Prokurator oskarża bialskiego przedsiębiorcę Leona N. (57 lat) o dokonanie oszustw na ponad 2 mln zł. Prokuratura doliczyła się 127 pokrzywdzonych osób i firm. W Dzienniku opisywaliśmy sygnały pokrzywdzonych dostawców. Narzekali, że „Domex” nie płaci im za dostarczony towar. Po tych interwencjach bialskim przedsiębiorcą zajęła się policja.
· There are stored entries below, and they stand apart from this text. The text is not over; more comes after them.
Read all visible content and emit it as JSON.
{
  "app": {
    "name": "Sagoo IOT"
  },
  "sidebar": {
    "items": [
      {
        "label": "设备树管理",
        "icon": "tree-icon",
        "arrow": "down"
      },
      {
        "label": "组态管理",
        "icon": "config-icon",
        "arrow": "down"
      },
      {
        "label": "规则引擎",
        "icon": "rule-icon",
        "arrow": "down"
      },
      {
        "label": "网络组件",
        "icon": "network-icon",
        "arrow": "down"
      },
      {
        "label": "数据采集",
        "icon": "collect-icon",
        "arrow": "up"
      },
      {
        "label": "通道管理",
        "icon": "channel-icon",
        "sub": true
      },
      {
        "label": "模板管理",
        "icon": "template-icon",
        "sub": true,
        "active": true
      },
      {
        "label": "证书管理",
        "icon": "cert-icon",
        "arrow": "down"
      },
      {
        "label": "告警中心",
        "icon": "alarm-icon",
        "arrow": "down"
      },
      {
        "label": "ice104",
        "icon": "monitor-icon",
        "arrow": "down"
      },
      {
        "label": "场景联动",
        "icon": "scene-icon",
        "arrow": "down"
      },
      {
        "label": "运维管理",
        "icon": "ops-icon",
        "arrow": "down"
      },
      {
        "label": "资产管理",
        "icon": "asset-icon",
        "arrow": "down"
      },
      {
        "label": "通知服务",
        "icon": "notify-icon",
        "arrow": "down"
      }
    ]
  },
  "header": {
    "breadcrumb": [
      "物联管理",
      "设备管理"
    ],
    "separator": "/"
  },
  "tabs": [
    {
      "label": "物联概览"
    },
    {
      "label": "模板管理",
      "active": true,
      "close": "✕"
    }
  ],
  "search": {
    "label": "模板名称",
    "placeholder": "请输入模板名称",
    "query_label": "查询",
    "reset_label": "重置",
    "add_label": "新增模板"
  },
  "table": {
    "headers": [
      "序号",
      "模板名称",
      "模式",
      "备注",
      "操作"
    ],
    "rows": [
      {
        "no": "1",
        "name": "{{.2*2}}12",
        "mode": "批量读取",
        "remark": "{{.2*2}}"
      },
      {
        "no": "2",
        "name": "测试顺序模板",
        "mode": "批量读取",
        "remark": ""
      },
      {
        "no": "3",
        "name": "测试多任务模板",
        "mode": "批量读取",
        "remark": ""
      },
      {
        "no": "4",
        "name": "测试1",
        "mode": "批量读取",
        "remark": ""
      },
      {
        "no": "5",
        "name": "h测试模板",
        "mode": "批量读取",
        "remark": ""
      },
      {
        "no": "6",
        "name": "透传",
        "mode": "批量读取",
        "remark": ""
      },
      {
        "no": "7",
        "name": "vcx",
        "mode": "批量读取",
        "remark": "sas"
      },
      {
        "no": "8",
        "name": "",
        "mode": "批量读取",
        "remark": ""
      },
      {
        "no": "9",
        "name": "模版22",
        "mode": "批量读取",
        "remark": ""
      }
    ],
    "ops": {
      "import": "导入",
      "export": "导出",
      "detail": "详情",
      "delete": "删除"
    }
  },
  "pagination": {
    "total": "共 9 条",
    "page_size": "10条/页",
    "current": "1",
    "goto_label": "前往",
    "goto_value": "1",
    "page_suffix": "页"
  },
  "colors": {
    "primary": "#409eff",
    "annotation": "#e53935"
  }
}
Leon N. założył Przedsiębiorstwo Remontowo-Budowlane „Domex” w 1991 roku. Objął w spółce większość udziałów i został jej prezesem. Przez lata firma dobrze prosperowała, wykonywała prestiżowe budowle i renowacje, m.in. w zespole dworskim Roskosz. Po ponad 10 latach zaczęła popadać w tarapaty. Oferowała w przetargach najniższe w regionie stawki. Dotyczyło to np. hal sportowych, a nawet budynku Komendy Policji w Łosicach. Zaniżone stawki doprowadziły „Domex” na skraj bankructwa. Ale Leon N. ukrywał zły stan finansów i nie chciał złożyć wniosku o ogłoszenie upadłości. Przez 2003 rok i część 2004 wprowadzał w błąd hurtownie, podwykonawców i dostawców towarów, mówiąc im o dobrej kondycji firmy. Zamawiał usługi oraz materiały budowlane. Ale nie płacił. W końcu bialskim przedsiębiorcą zajęła się policja. Początkowo zarzuciła aresztowanemu Leonowi N. doprowadzenie do upadłości bialskiego „Domeksu” i niekorzystne rozporządzanie mieniem; chodziło o ponad 3,5 miliona złotych. Ostatecznie biegli ustalili, że chodzi o oszustwa w wysokości 2,037 miliona zł.
Leonowi N. grozi do 10 lat więzienia. Były prezes firmy będzie odpowiadał przed sądem z wolnej stopy. Wyszedł na wolność za poręczeniem majątkowym.